The function of the current limitation can be performed in a sinusoidal waveform or by a straight line indicated by a dashed line, by way of example of the current limitation of time in fig. 5. In the case where Imax is 100(Arms), the waveform of the period Tlim is the frequency Fn and is the same as that in the case where the phase angle of the U phase is in the range of 90 ° to 160 ° in fig. 5. If the waveform is used, at least no problem should be caused because it is a waveform used on the high rotation side.

Alternatively, the restriction may be performed by a function such as a broken line.

In the current limiting method, for example, when the motor 10 is started, a time function is set with a time of 50% or more of the maximum current as a starting point, and the motor is combined with the limitation of the number of revolutions, and the larger current of the two is used for operation.
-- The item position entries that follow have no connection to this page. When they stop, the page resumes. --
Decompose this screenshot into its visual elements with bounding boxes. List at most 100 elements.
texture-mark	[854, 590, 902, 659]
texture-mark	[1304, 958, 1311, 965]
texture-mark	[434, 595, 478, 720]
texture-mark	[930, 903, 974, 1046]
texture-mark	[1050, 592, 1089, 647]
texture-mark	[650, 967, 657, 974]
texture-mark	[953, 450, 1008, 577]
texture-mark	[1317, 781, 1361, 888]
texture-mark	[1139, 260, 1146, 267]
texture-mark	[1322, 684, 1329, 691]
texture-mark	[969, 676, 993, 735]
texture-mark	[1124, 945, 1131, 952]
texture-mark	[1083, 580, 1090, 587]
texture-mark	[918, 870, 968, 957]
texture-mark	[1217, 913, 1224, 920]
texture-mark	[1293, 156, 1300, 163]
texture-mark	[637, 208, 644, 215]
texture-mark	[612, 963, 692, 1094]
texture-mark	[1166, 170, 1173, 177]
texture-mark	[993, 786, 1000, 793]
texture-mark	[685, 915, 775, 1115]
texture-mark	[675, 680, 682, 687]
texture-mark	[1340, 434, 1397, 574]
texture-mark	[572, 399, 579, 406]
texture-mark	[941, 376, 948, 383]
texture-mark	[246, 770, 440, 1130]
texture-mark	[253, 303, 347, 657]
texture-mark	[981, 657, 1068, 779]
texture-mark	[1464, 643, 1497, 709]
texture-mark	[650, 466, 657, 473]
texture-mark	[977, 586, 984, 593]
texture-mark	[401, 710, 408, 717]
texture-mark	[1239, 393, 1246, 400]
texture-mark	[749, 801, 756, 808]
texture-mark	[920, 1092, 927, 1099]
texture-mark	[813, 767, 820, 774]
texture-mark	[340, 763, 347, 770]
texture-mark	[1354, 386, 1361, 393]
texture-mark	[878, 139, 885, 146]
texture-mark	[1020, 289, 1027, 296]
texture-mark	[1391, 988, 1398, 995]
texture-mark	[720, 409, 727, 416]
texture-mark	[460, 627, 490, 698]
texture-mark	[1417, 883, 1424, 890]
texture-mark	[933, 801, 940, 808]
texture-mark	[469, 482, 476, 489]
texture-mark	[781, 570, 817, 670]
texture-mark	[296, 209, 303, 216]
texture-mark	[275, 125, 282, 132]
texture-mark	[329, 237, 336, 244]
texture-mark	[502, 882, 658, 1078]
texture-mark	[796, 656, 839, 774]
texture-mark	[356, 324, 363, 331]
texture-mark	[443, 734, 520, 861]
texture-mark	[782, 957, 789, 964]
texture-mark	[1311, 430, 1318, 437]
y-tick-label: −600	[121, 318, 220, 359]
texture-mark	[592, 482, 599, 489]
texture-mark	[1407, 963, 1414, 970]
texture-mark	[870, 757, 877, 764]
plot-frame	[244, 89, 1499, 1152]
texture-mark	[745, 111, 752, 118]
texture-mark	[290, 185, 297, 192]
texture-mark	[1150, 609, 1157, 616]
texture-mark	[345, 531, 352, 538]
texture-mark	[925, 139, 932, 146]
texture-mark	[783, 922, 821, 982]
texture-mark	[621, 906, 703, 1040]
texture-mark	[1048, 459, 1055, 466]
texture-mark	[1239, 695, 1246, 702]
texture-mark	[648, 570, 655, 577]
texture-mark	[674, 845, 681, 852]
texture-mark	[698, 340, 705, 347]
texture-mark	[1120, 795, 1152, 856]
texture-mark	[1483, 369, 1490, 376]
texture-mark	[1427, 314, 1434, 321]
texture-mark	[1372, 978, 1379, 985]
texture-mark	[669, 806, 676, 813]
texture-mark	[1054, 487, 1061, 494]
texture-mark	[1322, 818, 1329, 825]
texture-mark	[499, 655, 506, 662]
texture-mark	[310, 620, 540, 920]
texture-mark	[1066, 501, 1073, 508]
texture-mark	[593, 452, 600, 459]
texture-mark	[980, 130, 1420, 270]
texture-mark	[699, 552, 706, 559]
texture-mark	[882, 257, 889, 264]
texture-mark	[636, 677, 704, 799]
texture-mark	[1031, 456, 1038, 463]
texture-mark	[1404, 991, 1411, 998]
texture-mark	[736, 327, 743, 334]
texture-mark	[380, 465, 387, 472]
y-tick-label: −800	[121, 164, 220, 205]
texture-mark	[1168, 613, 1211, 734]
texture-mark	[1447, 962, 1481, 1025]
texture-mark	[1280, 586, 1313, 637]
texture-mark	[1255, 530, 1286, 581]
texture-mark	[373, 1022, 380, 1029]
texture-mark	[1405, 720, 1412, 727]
The above calculations are simplified for explaining the principle of the present invention, but in actual practice, rigorous calculations and simulation calculations may be added to change the numerical values.

While the embodiments for carrying out the present invention have been described above based on the embodiments, the embodiments disclosed herein are illustrative in all respects and not restrictive. The scope of the present invention is defined not by the above description but by the claims, and all changes that come within the meaning and range of equivalency of the claims are intended to be embraced therein.

Description of reference numerals:

reference numeral 1 denotes an inverter;

reference numeral 1A denotes an inverter device;

reference numeral 2 denotes a battery;

reference numeral 3 denotes a switching element;

reference numeral 5 denotes a capacitor;

reference numeral 6 denotes a current monitoring circuit;

reference numeral 7 denotes a gate drive circuit;

reference numeral 8 denotes an arithmetic circuit unit;

reference numeral 9 denotes a control section;

reference numeral 10 denotes a motor;

reference numeral 14 denotes a VCU;

reference numeral 20 denotes a vehicle body;

reference numeral 31 denotes a basic control section;

reference numeral 32 denotes a current limiting portion;

reference numeral 33 denotes a constraint condition setting unit;

reference numeral 34 denotes a mitigation condition setting section.